RNA - Khashoggi, a Virginia-based critic of Saudi Crown Prince Mohammed bin Salman's policies, has been unaccounted for since October 2 when he visited the Saudi diplomatic mission in Istanbul to get paperwork for his marriage to his Turkish fiancée.
Authorities in Turkey believe he died there at the hands of a "murder squad" flown from Riyadh to kill him and dispose of his body. His body was smuggled out, they say, perhaps in a diplomatic car.
Top Republican senators expressed hope on Thursday that the Trump administration would heed their warning and act on the Senate’s request for the White House to conduct a statutorily required investigation into Khashoggi’s case or whether punitive measures, including sanctions, against the Saudi regime were needed.
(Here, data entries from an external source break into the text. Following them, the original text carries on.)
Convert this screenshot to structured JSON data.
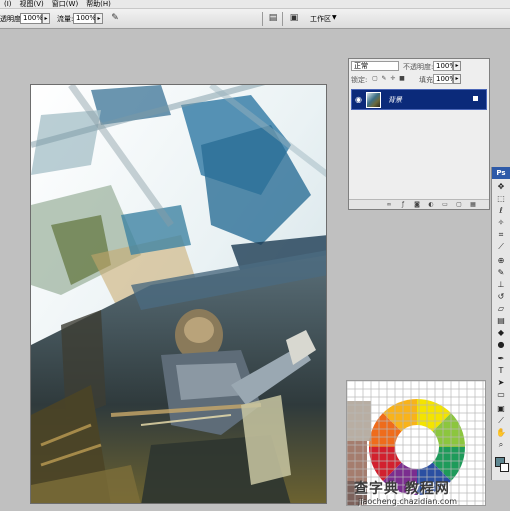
{
  "menu": [
    "(I)",
    "视图(V)",
    "窗口(W)",
    "帮助(H)"
  ],
  "options": {
    "opacity_label": "透明度:",
    "opacity_value": "100%",
    "flow_label": "流量:",
    "flow_value": "100%",
    "workspace_label": "工作区"
  },
  "layers": {
    "blend_mode": "正常",
    "opacity_label": "不透明度:",
    "opacity_value": "100%",
    "lock_label": "锁定:",
    "fill_label": "填充:",
    "fill_value": "100%",
    "layer_name": "背景"
  },
  "tools": {
    "header": "Ps",
    "foreground_color": "#5f8791",
    "background_color": "#ffffff",
    "items": [
      "move-icon",
      "marquee-icon",
      "lasso-icon",
      "magic-wand-icon",
      "crop-icon",
      "slice-icon",
      "healing-icon",
      "brush-icon",
      "stamp-icon",
      "history-brush-icon",
      "eraser-icon",
      "gradient-icon",
      "blur-icon",
      "dodge-icon",
      "pen-icon",
      "type-icon",
      "path-select-icon",
      "shape-icon",
      "notes-icon",
      "eyedropper-icon",
      "hand-icon",
      "zoom-icon"
    ]
  },
  "watermark": {
    "main": "查字典 教程网",
    "url": "jiaocheng.chazidian.com"
  }
}
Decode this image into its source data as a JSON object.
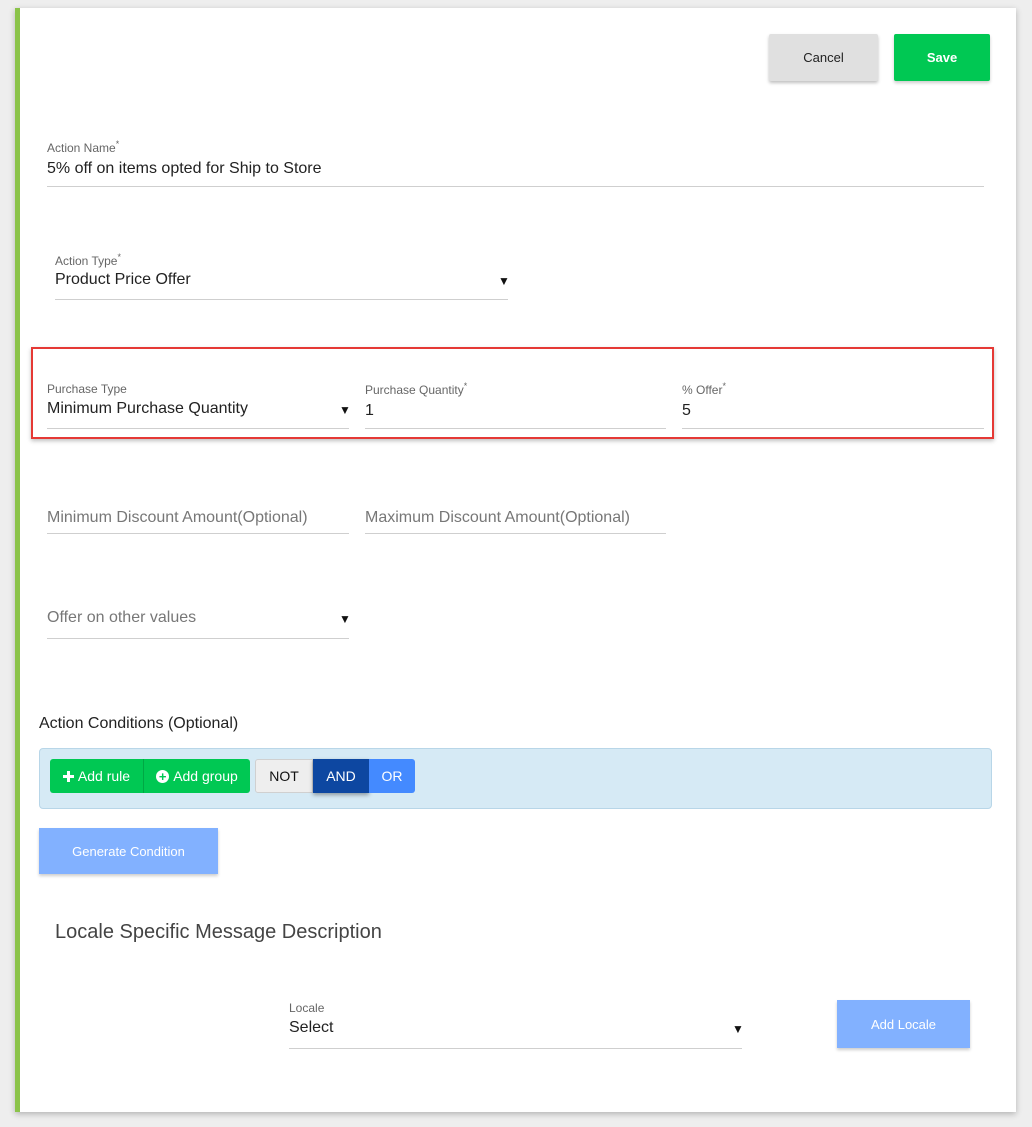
{
  "toolbar": {
    "cancel_label": "Cancel",
    "save_label": "Save"
  },
  "action_name": {
    "label": "Action Name",
    "required": "*",
    "value": "5% off on items opted for Ship to Store"
  },
  "action_type": {
    "label": "Action Type",
    "required": "*",
    "value": "Product Price Offer"
  },
  "purchase_type": {
    "label": "Purchase Type",
    "value": "Minimum Purchase Quantity"
  },
  "purchase_quantity": {
    "label": "Purchase Quantity",
    "required": "*",
    "value": "1"
  },
  "offer_percent": {
    "label": "% Offer",
    "required": "*",
    "value": "5"
  },
  "min_discount": {
    "placeholder": "Minimum Discount Amount(Optional)"
  },
  "max_discount": {
    "placeholder": "Maximum Discount Amount(Optional)"
  },
  "offer_other": {
    "placeholder": "Offer on other values"
  },
  "conditions": {
    "heading": "Action Conditions (Optional)",
    "add_rule": "Add rule",
    "add_group": "Add group",
    "not_label": "NOT",
    "and_label": "AND",
    "or_label": "OR",
    "generate_label": "Generate Condition"
  },
  "locale_section": {
    "heading": "Locale Specific Message Description",
    "locale_label": "Locale",
    "locale_value": "Select",
    "add_locale_label": "Add Locale"
  },
  "colors": {
    "accent_bar": "#8bc34a",
    "save": "#00c853",
    "and_active": "#0d47a1",
    "or": "#448aff",
    "disabled_btn": "#82b1ff",
    "highlight": "#e53935"
  },
  "icons": {
    "caret": "caret-down-icon",
    "plus": "plus-icon",
    "plus_circle": "plus-circle-icon"
  }
}
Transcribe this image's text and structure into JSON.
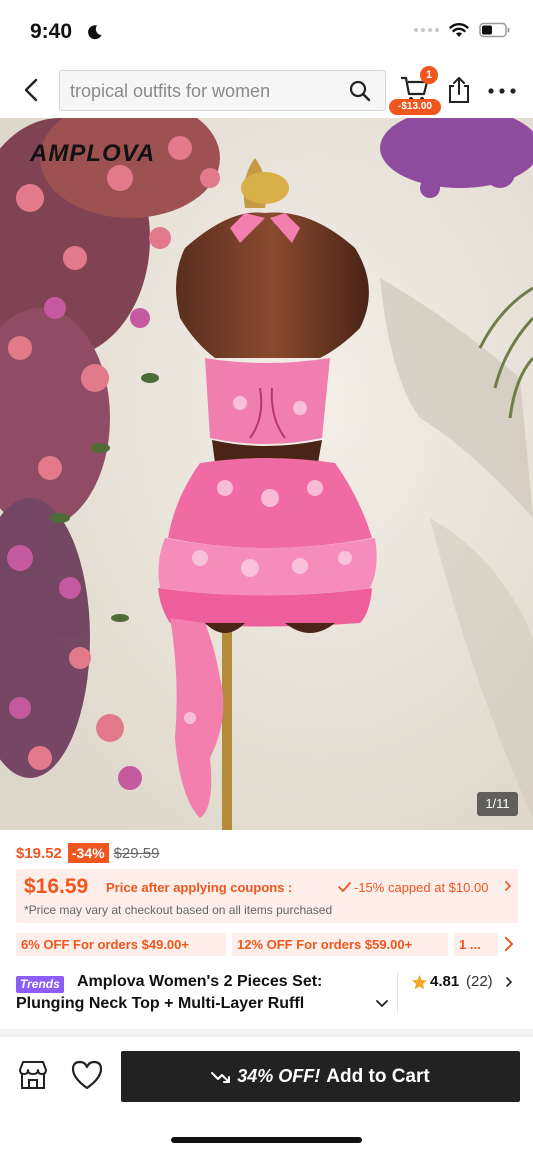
{
  "status_bar": {
    "time": "9:40"
  },
  "search": {
    "query": "tropical outfits for women"
  },
  "header": {
    "cart_badge": "1",
    "cart_discount": "-$13.00"
  },
  "image": {
    "watermark": "AMPLOVA",
    "counter": "1/11"
  },
  "price": {
    "original": "$19.52",
    "discount": "-34%",
    "strikethrough": "$29.59"
  },
  "coupon": {
    "price": "$16.59",
    "label": "Price after applying coupons :",
    "cap": "-15% capped at $10.00",
    "note": "*Price may vary at checkout based on all items purchased"
  },
  "promos": [
    "6% OFF For orders $49.00+",
    "12% OFF For orders $59.00+",
    "1 ..."
  ],
  "product": {
    "badge": "Trends",
    "title_line1": "Amplova Women's 2 Pieces Set:",
    "title_line2": "Plunging Neck Top + Multi-Layer Ruffl",
    "rating": "4.81",
    "reviews": "(22)"
  },
  "cta": {
    "off": "34% OFF!",
    "label": "Add to Cart"
  },
  "colors": {
    "accent": "#f0561e",
    "coupon_bg": "#fdeee9",
    "trends": "#8b5cf6",
    "cta_bg": "#222222",
    "star": "#f5a623"
  }
}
“I think the burden of proof is now on the Saudis to demonstrate that they were not participants in any way in harming, killing or kidnapping Mr. Khashoggi,” said Senator Tim Kaine (D-Va.), a member of the Senate Foreign Relations Committee.
“The burden of proof is on them. They got to show it, and if they don’t show it, I think it will fundamentally change the nature of the relationship,” he added.
Trump – who favors a particularly close relationship with Saudi Arabia – expressed concern earlier in the day about Khashoggi’s fate and pledged to find out what had happened.
“We have investigators over there and we're working with Turkey, and, frankly, we're working with Saudi Arabia," Trump said on Fox News. "We want to find out what happened. He went in, and it doesn't look like he came out. It certainly doesn't look like he's around."
Trump, who visited Riyadh in his first trip abroad as president and announced plans to sell the $110 billion in weapons to the Saudis, also dismissed in his Thursday’s remarks the idea of abandoning the arms deal over the suspected murder of the prominent Saudi journalist at the hands of the Riyadh regime’s death squads in Turkey.
“We don’t like it, and we don’t like it even a little bit,” Trump told reporters in the Oval Office about Khashoggi’s disappearance. “But as to whether or not we should stop $110 billion from being spent in this country … that would not be acceptable to me.”
“What good does that do us?” Trump asked, speaking to reporters. “This took place in Turkey and to the best of our knowledge, Khashoggi is not a United States citizen,” Trump added, brushing aside the fact that the journalist lived in the US.
Most members of the Senate Foreign Relations Committee sent Trump a letter on Wednesday night, calling on him to conduct an investigation under the Global Magnitsky Human Rights Accountability Act.
That law stipulates that the president must conduct an investigation if requested by the leaders of the Foreign Relations Committee, and then report back to the panel on whether the US will levy sanctions.
According to Press TV, foreign Relations Committee Chairman Bob Corker, who signed the letter, described the request for a Magnitsky investigation as a “pretty strong step” that would force Trump to take action.
“They will be under immense pressure, immense pressure if it’s determined that Saudi Arabia was involved to sanction pretty severely the people who have been involved in this,” Corker said of the US administration in Washington.
In an interview on Thursday, Corker told reporters that “everything indicates” the Saudis murdered Khashoggi.
The Saudi dissident’s fate remains shrouded in mystery, with several reports indicating that he has been either killed or kidnapped at the consulate by 15 Saudi operatives – among them bin Salman’s elite close protection unit – who had arrived in Istanbul on the same day only to leave Turkish soil hours later.
The Washington Post cited several of Khashoggi’s friends as saying that the prominent journalist had over the past months had been asked by senior Saudi officials close to return back home from the US, offering him “protection” and “even a high-level job.”
Khashoggi had, however, voiced distrust of the Saudi officials, and said they were unlikely to keep their words.
Khashoggi's disappearance has evolved into a full-fledged international diplomatic crisis for the Saudi government. Bin Salman casts himself as a progressive reformer, but the disappearance and possible murder of a critical voice against his government has thrown Salman's relationship with foreign leaders and organizations into question.